El parque se ha convertido, por tanto, en un lugar de descubrimientos. También en lo que se refiere a mi hijo y a nuestra relación. Me gusta verle “en acción”, rodeado de otros niños, observar sus reacciones: no sabía que fuera tan intrépido con los toboganes, y me llama la atención cómo intenta imitar todo lo que hacen los niños mayores y, cuando no puede, o no le dejan, se encoge de hombros un poco decepcionado.

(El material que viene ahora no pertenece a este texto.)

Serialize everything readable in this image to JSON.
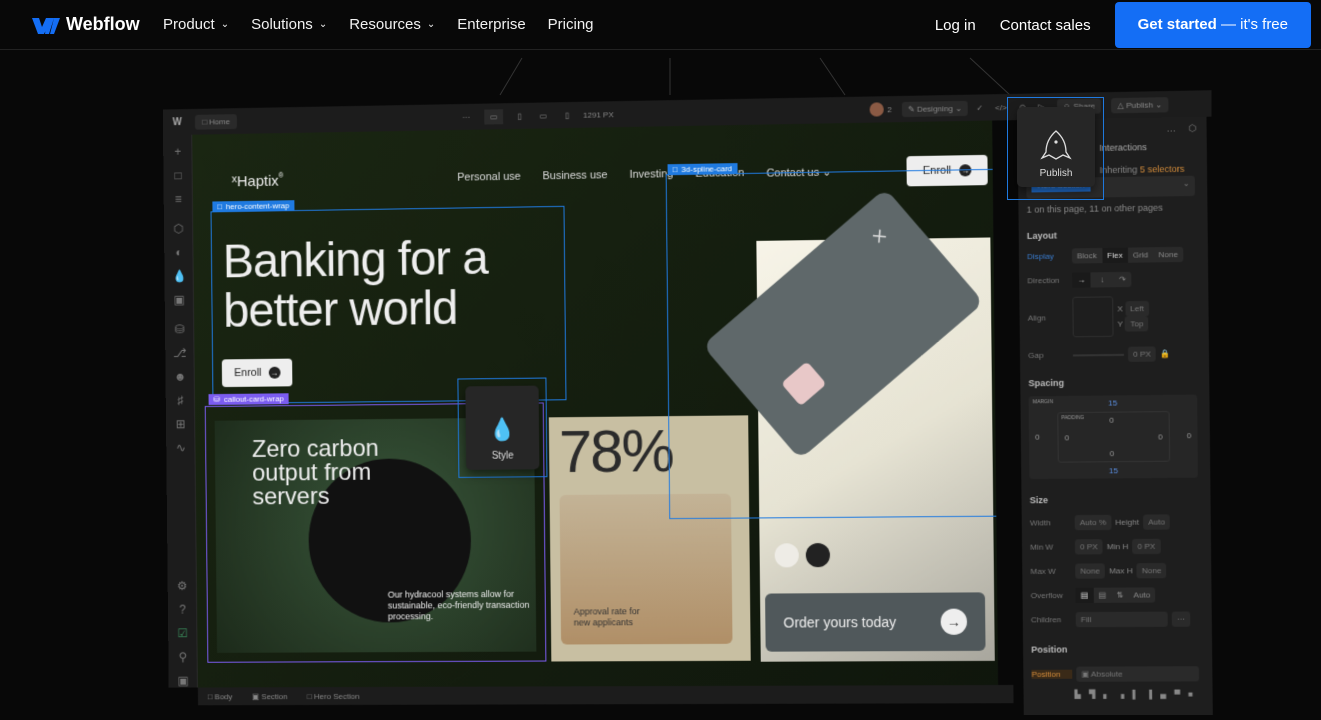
{
  "topnav": {
    "brand": "Webflow",
    "brand_color": "#146ef5",
    "links": [
      {
        "label": "Product",
        "has_dropdown": true
      },
      {
        "label": "Solutions",
        "has_dropdown": true
      },
      {
        "label": "Resources",
        "has_dropdown": true
      },
      {
        "label": "Enterprise",
        "has_dropdown": false
      },
      {
        "label": "Pricing",
        "has_dropdown": false
      }
    ],
    "login": "Log in",
    "contact": "Contact sales",
    "cta_bold": "Get started",
    "cta_rest": " — it's free"
  },
  "editor": {
    "page_tab": "Home",
    "breakpoint_width": "1291 PX",
    "collaborators_count": "2",
    "mode": "Designing",
    "share": "Share",
    "publish": "Publish",
    "left_icons": [
      "plus-icon",
      "page-icon",
      "navigator-icon",
      "components-icon",
      "variables-icon",
      "style-drops-icon",
      "assets-icon",
      "cms-icon",
      "logic-icon",
      "users-icon",
      "ecommerce-icon",
      "apps-icon",
      "audit-icon",
      "settings-icon",
      "help-icon",
      "checklist-icon",
      "search-icon",
      "video-icon"
    ],
    "breadcrumbs": [
      "Body",
      "Section",
      "Hero Section"
    ]
  },
  "site": {
    "logo": "Haptix",
    "nav": [
      "Personal use",
      "Business use",
      "Investing",
      "Education",
      "Contact us"
    ],
    "enroll": "Enroll",
    "hero_title_1": "Banking for a",
    "hero_title_2": "better world",
    "hero_enroll": "Enroll",
    "green_card": {
      "title_1": "Zero carbon",
      "title_2": "output from",
      "title_3": "servers",
      "body": "Our hydracool systems allow for sustainable, eco-friendly transaction processing."
    },
    "stat_card": {
      "value": "78%",
      "label_1": "Approval rate for",
      "label_2": "new applicants"
    },
    "order_button": "Order yours today",
    "swatches": [
      "#eeece6",
      "#222222"
    ]
  },
  "selection_tags": {
    "hero": "hero-content-wrap",
    "callout": "callout-card-wrap",
    "spline": "3d-spline-card"
  },
  "tooltips": {
    "publish": "Publish",
    "style": "Style"
  },
  "panel": {
    "tab_interactions": "Interactions",
    "inheriting": "Inheriting",
    "selectors": "5 selectors",
    "selector_name": "Hero Section",
    "usage": "1 on this page, 11 on other pages",
    "layout": {
      "title": "Layout",
      "display_label": "Display",
      "display_options": [
        "Block",
        "Flex",
        "Grid",
        "None"
      ],
      "display_selected": "Flex",
      "direction_label": "Direction",
      "align_label": "Align",
      "x_label": "X",
      "x_value": "Left",
      "y_label": "Y",
      "y_value": "Top",
      "gap_label": "Gap",
      "gap_value": "0",
      "gap_unit": "PX"
    },
    "spacing": {
      "title": "Spacing",
      "margin_label": "MARGIN",
      "padding_label": "PADDING",
      "margin": {
        "top": "15",
        "right": "0",
        "bottom": "15",
        "left": "0"
      },
      "padding": {
        "top": "0",
        "right": "0",
        "bottom": "0",
        "left": "0"
      }
    },
    "size": {
      "title": "Size",
      "width_label": "Width",
      "width": "Auto",
      "width_unit": "%",
      "height_label": "Height",
      "height": "Auto",
      "min_w_label": "Min W",
      "min_w": "0",
      "min_w_unit": "PX",
      "min_h_label": "Min H",
      "min_h": "0",
      "min_h_unit": "PX",
      "max_w_label": "Max W",
      "max_w": "None",
      "max_h_label": "Max H",
      "max_h": "None",
      "overflow_label": "Overflow",
      "overflow_auto": "Auto",
      "children_label": "Children",
      "children": "Fill"
    },
    "position": {
      "title": "Position",
      "label": "Position",
      "value": "Absolute"
    },
    "accent_orange": "#d08a3a"
  }
}
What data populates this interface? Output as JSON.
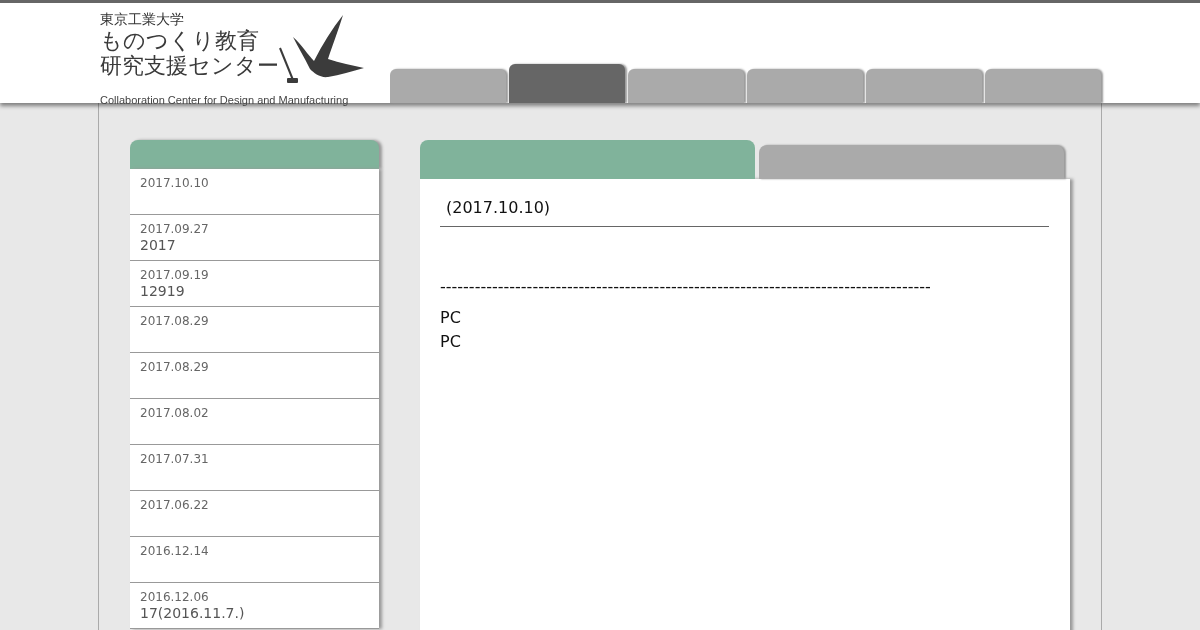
{
  "header": {
    "logo": {
      "university": "東京工業大学",
      "title_lines": [
        "ものつくり教育",
        "研究支援センター"
      ],
      "english": "Collaboration Center for Design and Manufacturing"
    },
    "nav_tabs": [
      {
        "selected": false
      },
      {
        "selected": true
      },
      {
        "selected": false
      },
      {
        "selected": false
      },
      {
        "selected": false
      },
      {
        "selected": false
      }
    ]
  },
  "sidebar": {
    "items": [
      {
        "date": "2017.10.10"
      },
      {
        "date": "2017.09.27",
        "text": "2017"
      },
      {
        "date": "2017.09.19",
        "text": "12919"
      },
      {
        "date": "2017.08.29"
      },
      {
        "date": "2017.08.29"
      },
      {
        "date": "2017.08.02"
      },
      {
        "date": "2017.07.31"
      },
      {
        "date": "2017.06.22"
      },
      {
        "date": "2016.12.14"
      },
      {
        "date": "2016.12.06",
        "text": "17(2016.11.7.)"
      }
    ]
  },
  "main": {
    "tabs": [
      {
        "selected": true
      },
      {
        "selected": false
      }
    ],
    "heading": "(2017.10.10)",
    "paragraphs": [
      [
        "-------------------------------------------------------------------------------------"
      ],
      [
        "PC",
        "PC"
      ]
    ]
  }
}
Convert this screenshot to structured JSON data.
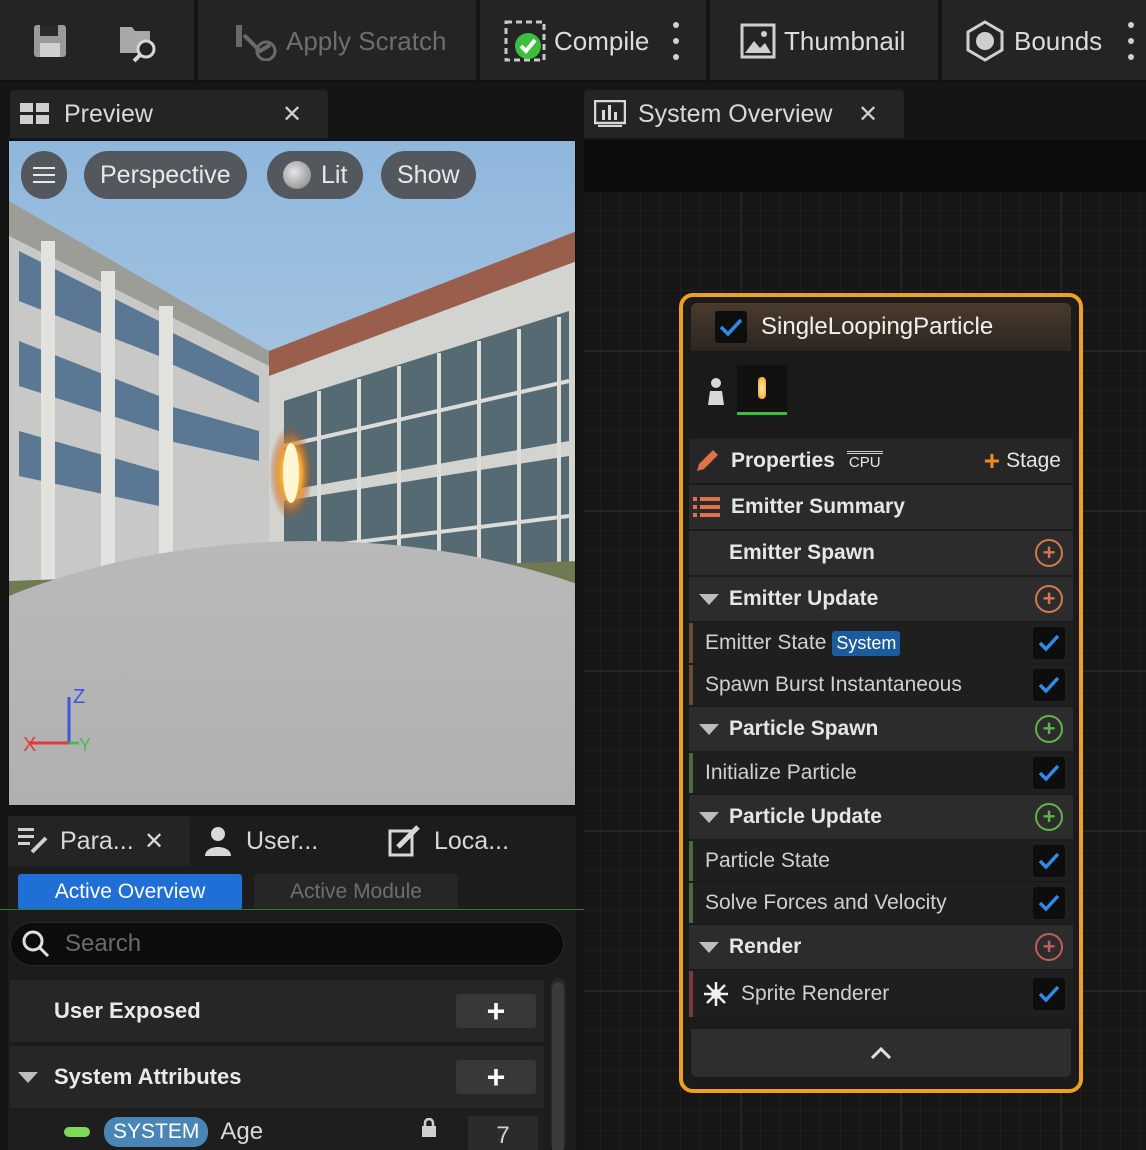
{
  "toolbar": {
    "apply_scratch": "Apply Scratch",
    "compile": "Compile",
    "thumbnail": "Thumbnail",
    "bounds": "Bounds"
  },
  "preview": {
    "tab_label": "Preview",
    "viewport_pills": {
      "menu": "",
      "perspective": "Perspective",
      "lit": "Lit",
      "show": "Show"
    },
    "axis": {
      "z": "Z",
      "y": "Y",
      "x": "X"
    }
  },
  "params": {
    "tabs": [
      "Para...",
      "User...",
      "Loca..."
    ],
    "segments": {
      "active": "Active Overview",
      "inactive": "Active Module"
    },
    "search_placeholder": "Search",
    "sections": {
      "user_exposed": "User Exposed",
      "system_attributes": "System Attributes"
    },
    "age_row": {
      "badge": "SYSTEM",
      "label": "Age",
      "value": "7"
    }
  },
  "overview": {
    "tab_label": "System Overview",
    "node": {
      "title": "SingleLoopingParticle",
      "properties_label": "Properties",
      "cpu_label": "CPU",
      "stage_label": "Stage",
      "emitter_summary": "Emitter Summary",
      "rows": [
        {
          "type": "group",
          "label": "Emitter Spawn",
          "collapsible": false,
          "add_color": "#d8784a"
        },
        {
          "type": "group",
          "label": "Emitter Update",
          "collapsible": true,
          "add_color": "#d8784a"
        },
        {
          "type": "item",
          "label": "Emitter State",
          "badge": "System",
          "accent": "orange"
        },
        {
          "type": "item",
          "label": "Spawn Burst Instantaneous",
          "accent": "orange"
        },
        {
          "type": "group",
          "label": "Particle Spawn",
          "collapsible": true,
          "add_color": "#5fb54a"
        },
        {
          "type": "item",
          "label": "Initialize Particle",
          "accent": "green"
        },
        {
          "type": "group",
          "label": "Particle Update",
          "collapsible": true,
          "add_color": "#5fb54a"
        },
        {
          "type": "item",
          "label": "Particle State",
          "accent": "green"
        },
        {
          "type": "item",
          "label": "Solve Forces and Velocity",
          "accent": "green"
        },
        {
          "type": "group",
          "label": "Render",
          "collapsible": true,
          "add_color": "#c85a5a"
        },
        {
          "type": "item",
          "label": "Sprite Renderer",
          "accent": "red",
          "icon": "sprite"
        }
      ]
    }
  },
  "colors": {
    "accent_orange": "#f0a021",
    "selected_blue": "#1f6fd6",
    "check_blue": "#2f8be8"
  }
}
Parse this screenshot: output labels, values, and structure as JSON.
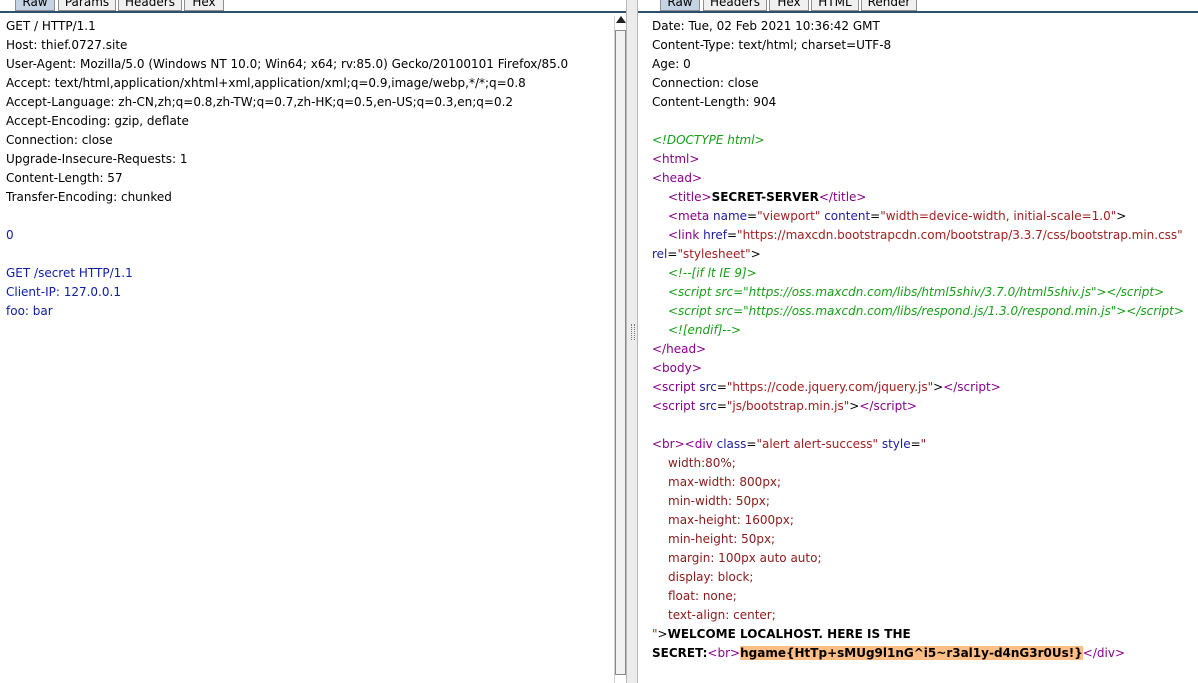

También juega conmigo. Y allí, en ese ambiente lleno de cosas fascinantes, casi nunca me obedece. Cuando vamos al Retiro, se echa a correr hacia cualquier lado; si le llamo y le digo que venga, me mira pícaro, me dice adiós con la mano y sale corriendo en dirección contraria para que le persiga. Sin parar de reírse y sin volver la cabeza para comprobar dónde estoy. A veces yo me quedo quieta hasta que veo que se aleja demasiado. Y me pregunto cómo no tiene aunque sea un poquito de miedo a perderse. Se lo comenté el otro día a una amiga, y me dijo: “¡así es el juego!: sale corriendo de ese modo porque está completamente seguro de que vas a ir detrás”. Me pareció que su respuesta era acertada, y me dio por pensar: ¿no nos pasaremos la vida, ya de adultos, tratando de jugar a ese mismo juego? Con la diferencia de que, pasados los años, necesitamos comprobar que alguien nos sigue. Ya no lo damos por supuesto. Me alegra saber que Gabriele, con su ciega confianza, si debiera rescatarme del Infierno no me perdería como Orfeo a Eurídice.